El hijo de María la Piquita, nacido en el jerezano barrio de Santiago, ahí es ná, acabó pues por ser, sin pretenderlo, acaso el sinónimo más fiel de la bohemia flamenca. En estos tiempos de imposturas, postureos, en esta feria de vanidades sin fin, rastrear las huellas, leer y escuchar testimonios de aquellos que trataron al de la Pica reconcilia con todo lo que tiene de genuino el ser humano.
No es tanto su cante, sin despreciarlo, o sus letras, mucho más ricas y que tuvieron mayor recorrido, es él en sí mismo. Cuentan que, de cuando en cuando, se citaba con Camarón en el bar Arco de Santiago y que allí los dos compartían esa tendencia al silencio que tanto les unía. Lo suyo no era hablar sino sentir y dar cauce a alegrías y penas por el arroyo luminoso del cante. No era Luís un cantaor de esos que, de manera grandilocuente, se tildan de enciclopédicos. Su cante solo respondía al canon de sus deseos. De hacer lo que le viniera en gana, dónde, cuándo y con quien quisiese.
Otra cosa era arrancarse entre amigos, vahos etílicos y brumas de tabaco o lo que surgiese al grito de ¡Viva Terremoto y Paula!, su grito de guerra por definición
Ni siquiera le dio por grabar un disco (tan solo una participación por bulerías en el de ‘Los Juncales de Jerez. Cayos reales’ y, años después de su muerte, el laborioso y magnífico recopilatorio editado por El Flamenco vive).
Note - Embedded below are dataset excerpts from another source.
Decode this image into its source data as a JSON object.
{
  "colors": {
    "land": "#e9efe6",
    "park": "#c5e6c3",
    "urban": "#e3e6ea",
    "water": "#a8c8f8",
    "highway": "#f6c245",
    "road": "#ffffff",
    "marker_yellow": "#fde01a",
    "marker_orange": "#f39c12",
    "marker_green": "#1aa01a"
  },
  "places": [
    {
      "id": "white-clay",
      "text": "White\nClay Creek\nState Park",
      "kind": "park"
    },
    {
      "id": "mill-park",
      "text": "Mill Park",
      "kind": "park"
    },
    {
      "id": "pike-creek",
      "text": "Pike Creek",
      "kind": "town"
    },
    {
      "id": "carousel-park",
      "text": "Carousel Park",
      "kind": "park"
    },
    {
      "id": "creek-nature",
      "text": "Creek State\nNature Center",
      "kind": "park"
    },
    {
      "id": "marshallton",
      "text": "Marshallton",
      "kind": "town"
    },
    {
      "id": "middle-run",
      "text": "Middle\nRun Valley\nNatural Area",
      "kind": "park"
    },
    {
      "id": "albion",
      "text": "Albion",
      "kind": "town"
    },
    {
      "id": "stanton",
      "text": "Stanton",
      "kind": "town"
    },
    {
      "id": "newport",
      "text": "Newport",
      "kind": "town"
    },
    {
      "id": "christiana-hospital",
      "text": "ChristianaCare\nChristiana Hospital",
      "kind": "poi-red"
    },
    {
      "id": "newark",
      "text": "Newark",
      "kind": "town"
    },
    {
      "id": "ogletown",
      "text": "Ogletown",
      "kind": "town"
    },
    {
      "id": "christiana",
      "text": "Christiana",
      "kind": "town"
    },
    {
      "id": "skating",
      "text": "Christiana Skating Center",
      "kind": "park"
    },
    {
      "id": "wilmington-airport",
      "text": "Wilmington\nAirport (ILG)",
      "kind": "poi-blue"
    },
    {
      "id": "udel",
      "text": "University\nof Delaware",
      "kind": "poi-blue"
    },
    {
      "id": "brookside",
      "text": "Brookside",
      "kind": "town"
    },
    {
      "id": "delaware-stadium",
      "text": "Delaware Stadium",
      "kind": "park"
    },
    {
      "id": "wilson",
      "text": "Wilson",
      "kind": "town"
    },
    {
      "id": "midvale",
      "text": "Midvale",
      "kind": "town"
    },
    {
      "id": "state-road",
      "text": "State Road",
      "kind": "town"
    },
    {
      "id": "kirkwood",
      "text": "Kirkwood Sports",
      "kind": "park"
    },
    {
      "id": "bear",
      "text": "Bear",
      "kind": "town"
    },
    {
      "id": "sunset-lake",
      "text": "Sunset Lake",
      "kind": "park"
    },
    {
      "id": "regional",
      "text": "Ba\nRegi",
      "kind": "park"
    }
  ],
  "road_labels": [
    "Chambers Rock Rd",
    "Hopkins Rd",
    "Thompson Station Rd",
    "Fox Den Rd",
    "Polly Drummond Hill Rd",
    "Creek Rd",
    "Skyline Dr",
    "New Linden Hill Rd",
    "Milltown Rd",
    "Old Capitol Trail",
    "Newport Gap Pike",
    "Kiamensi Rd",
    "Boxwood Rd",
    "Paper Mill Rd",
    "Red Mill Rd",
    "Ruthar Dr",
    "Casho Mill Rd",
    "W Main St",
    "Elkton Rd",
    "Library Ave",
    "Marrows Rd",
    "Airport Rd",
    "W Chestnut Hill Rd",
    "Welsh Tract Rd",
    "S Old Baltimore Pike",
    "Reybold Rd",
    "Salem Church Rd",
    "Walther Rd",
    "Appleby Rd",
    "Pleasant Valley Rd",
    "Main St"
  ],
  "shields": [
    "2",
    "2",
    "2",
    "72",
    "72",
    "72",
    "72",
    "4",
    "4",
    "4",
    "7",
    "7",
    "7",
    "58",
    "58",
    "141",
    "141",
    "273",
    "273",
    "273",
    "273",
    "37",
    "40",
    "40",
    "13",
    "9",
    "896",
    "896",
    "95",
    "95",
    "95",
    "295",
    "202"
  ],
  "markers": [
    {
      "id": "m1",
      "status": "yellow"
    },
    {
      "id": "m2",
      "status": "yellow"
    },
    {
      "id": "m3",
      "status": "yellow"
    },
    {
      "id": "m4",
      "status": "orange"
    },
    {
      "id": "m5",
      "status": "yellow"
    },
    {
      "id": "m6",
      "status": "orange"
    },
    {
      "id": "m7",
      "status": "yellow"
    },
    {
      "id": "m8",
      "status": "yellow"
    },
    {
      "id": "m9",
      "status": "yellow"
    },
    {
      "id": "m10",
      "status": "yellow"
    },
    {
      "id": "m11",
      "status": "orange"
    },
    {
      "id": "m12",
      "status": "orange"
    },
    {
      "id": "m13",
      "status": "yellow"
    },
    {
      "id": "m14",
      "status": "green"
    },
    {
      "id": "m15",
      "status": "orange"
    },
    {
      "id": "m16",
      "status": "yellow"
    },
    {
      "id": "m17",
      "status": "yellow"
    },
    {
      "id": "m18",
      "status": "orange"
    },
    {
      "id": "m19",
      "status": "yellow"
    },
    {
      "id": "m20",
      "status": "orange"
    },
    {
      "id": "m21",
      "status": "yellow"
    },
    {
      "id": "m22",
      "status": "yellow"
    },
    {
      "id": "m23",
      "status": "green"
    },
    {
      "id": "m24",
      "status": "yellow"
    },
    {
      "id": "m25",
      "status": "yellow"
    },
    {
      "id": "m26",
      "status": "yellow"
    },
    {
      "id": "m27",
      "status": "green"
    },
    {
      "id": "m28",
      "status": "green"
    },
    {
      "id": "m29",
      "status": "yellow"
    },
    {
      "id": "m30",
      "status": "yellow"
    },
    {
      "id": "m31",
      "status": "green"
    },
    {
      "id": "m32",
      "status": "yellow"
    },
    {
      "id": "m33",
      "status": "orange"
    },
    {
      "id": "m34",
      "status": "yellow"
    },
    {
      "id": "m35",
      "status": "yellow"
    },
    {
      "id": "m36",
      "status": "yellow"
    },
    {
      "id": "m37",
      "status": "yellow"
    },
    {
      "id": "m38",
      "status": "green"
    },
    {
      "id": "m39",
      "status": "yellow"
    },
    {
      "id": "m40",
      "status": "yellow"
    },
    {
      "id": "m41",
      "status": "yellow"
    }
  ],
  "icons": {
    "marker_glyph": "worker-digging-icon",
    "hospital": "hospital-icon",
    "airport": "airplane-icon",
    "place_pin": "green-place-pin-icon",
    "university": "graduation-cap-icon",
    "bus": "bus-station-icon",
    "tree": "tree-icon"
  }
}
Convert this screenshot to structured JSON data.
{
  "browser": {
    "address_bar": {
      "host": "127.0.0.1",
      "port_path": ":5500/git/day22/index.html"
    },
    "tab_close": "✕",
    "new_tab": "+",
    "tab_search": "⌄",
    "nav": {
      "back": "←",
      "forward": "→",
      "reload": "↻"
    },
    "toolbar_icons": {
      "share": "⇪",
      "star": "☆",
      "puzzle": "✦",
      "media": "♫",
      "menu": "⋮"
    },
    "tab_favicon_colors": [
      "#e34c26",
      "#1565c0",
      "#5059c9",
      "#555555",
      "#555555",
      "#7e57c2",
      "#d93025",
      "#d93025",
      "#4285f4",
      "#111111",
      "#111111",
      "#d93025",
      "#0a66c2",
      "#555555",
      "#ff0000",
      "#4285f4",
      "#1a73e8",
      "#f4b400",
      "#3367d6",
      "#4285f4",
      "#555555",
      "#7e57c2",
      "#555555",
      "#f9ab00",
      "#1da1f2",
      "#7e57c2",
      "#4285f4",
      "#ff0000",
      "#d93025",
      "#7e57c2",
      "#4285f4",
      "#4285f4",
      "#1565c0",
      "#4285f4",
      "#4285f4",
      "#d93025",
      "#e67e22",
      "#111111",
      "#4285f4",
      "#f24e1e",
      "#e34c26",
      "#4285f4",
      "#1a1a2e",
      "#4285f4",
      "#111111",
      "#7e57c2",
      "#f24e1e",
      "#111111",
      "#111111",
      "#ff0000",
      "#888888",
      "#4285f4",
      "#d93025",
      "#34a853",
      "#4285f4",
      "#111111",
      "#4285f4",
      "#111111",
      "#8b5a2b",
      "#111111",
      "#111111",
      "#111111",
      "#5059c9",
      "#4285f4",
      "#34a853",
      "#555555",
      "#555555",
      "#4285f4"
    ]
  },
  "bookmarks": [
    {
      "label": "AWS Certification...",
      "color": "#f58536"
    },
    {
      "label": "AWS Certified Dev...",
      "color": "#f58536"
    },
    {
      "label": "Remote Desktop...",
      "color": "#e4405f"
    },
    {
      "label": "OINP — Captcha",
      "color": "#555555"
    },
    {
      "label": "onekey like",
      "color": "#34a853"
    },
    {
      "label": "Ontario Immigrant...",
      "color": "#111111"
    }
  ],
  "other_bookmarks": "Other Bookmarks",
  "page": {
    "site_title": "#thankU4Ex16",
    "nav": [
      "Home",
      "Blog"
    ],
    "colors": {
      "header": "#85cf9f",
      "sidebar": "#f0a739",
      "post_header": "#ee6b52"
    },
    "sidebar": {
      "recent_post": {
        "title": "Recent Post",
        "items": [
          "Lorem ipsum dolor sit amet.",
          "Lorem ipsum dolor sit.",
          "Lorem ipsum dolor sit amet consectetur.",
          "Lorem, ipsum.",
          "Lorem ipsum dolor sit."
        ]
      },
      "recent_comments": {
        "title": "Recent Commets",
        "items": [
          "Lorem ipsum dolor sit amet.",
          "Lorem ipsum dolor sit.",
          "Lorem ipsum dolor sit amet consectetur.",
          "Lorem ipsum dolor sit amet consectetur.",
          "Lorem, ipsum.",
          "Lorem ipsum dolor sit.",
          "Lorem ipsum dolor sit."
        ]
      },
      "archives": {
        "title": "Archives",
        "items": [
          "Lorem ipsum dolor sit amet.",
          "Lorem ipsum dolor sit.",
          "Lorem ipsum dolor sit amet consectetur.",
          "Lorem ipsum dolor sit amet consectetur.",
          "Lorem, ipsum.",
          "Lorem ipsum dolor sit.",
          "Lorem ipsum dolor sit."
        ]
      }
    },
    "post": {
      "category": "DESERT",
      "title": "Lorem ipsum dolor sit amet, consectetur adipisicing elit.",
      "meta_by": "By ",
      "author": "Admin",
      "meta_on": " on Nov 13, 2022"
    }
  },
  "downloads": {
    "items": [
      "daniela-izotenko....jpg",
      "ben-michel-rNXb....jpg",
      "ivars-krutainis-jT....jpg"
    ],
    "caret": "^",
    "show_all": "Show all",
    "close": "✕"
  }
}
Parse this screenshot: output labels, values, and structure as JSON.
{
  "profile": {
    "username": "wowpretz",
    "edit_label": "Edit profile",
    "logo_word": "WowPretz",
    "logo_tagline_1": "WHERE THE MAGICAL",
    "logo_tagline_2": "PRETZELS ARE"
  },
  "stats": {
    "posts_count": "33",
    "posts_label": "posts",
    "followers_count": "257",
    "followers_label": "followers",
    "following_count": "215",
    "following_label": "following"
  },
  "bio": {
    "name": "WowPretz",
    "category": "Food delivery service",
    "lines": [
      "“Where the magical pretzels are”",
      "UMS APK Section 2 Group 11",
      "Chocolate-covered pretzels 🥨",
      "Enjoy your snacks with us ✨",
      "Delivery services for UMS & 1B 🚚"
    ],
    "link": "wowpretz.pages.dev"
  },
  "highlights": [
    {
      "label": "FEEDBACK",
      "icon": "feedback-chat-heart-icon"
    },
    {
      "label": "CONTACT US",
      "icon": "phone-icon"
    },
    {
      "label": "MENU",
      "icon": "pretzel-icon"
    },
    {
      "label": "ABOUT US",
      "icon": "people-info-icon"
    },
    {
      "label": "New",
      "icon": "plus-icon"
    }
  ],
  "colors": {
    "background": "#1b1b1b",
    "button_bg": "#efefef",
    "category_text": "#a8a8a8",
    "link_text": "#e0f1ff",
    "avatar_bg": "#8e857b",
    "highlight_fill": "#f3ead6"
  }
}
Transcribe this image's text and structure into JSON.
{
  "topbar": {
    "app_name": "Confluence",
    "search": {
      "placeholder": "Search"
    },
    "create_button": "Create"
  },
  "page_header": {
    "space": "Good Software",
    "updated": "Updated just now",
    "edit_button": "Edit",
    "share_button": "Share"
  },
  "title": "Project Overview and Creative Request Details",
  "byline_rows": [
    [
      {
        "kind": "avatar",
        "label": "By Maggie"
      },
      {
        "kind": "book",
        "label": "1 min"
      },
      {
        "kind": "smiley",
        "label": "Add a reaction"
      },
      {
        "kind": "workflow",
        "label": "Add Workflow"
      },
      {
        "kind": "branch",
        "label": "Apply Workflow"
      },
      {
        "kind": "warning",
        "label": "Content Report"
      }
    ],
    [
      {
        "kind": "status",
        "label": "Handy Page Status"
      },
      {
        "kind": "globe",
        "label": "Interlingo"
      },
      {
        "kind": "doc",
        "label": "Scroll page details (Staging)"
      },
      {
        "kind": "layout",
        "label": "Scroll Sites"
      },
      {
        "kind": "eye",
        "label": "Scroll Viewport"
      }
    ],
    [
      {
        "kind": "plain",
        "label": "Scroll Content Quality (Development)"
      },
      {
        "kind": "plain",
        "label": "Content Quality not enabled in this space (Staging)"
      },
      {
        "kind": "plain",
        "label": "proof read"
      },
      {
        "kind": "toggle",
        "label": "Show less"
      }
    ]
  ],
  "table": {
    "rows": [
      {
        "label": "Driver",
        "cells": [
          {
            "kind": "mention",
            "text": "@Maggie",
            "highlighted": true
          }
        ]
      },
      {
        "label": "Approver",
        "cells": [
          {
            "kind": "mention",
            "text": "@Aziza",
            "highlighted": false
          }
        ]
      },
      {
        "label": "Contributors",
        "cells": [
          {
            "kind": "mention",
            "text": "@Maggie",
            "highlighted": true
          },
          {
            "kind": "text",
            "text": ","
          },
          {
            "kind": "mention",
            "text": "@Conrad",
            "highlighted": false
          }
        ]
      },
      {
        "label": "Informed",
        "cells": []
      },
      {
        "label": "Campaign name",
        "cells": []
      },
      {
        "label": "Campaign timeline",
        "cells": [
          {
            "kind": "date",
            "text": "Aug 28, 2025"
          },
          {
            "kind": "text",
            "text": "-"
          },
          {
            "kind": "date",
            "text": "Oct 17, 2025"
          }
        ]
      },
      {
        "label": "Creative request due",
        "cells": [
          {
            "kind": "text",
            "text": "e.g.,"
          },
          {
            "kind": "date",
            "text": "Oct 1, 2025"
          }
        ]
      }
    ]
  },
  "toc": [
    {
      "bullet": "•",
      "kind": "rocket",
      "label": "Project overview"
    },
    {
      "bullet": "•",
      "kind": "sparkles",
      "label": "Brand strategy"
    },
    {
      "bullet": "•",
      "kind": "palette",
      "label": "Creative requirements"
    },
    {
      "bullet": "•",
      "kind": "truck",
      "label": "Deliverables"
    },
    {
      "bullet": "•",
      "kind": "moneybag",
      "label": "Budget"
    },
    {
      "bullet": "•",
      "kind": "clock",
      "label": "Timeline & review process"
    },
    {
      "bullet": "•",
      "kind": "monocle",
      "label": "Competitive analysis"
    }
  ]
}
Y es que ver a este “niño grande”, como coinciden en definirle quienes le conocieron, encerrado en un estudio de grabación no tenía razón de ser aunque luego incluso accediera a cantar en un plató o en auditorios grandes.
Pero otra cosa era arrancarse entre amigos, vahos etílicos y brumas de tabaco o lo que surgiese al grito de ¡Viva Terremoto y Paula!, su grito de guerra por definición.
La duración de las juergas que se corría hubieran podido entrar en el Libro Guinness o, al menos, ser declaradas por derecho propio patrimonio jerezano porque, aún hoy, se recuerdan. “Mezcla de artista genial, trilero inofensivo, profesor de matemáticas de Harvard, homeless neoyorkino, poeta de servilleta y solterón empedernido”. Esta ecléctica semblanza del periodista Miguel Mora incluye una de los soportes para su inspiración que no era otro que las servilletas de los bares y pequeños papelillos en los que garabateaba sus letras que luego iban a parar normalmente a una bolsa de plástico.
Luís de la Pica no se llevó, ni lo echará en falta allá donde esté, un reconocimiento artístico mayoritario, pero sí se ganó la admiración y el cariño de su gente y de su tierra. El 14 de julio de 2007 se celebró en su memoria, en su Jerez natal, valga la obviedad, uno de los festivales flamencos más importantes que se recuerdan.
El niño de La Piquita, que nunca dejó de serlo, arrastró toda su vida una severa enfermedad en la piel. “Miro a la luna y veo que soy de ti. Miro mis manos y pienso que voy a morir. A veces me paro, y me da escalofríos de pensar en mi”. Hoy, a casi veinte años de su muerte, pensar en él es reivindicar el flamenco como un arte de vida.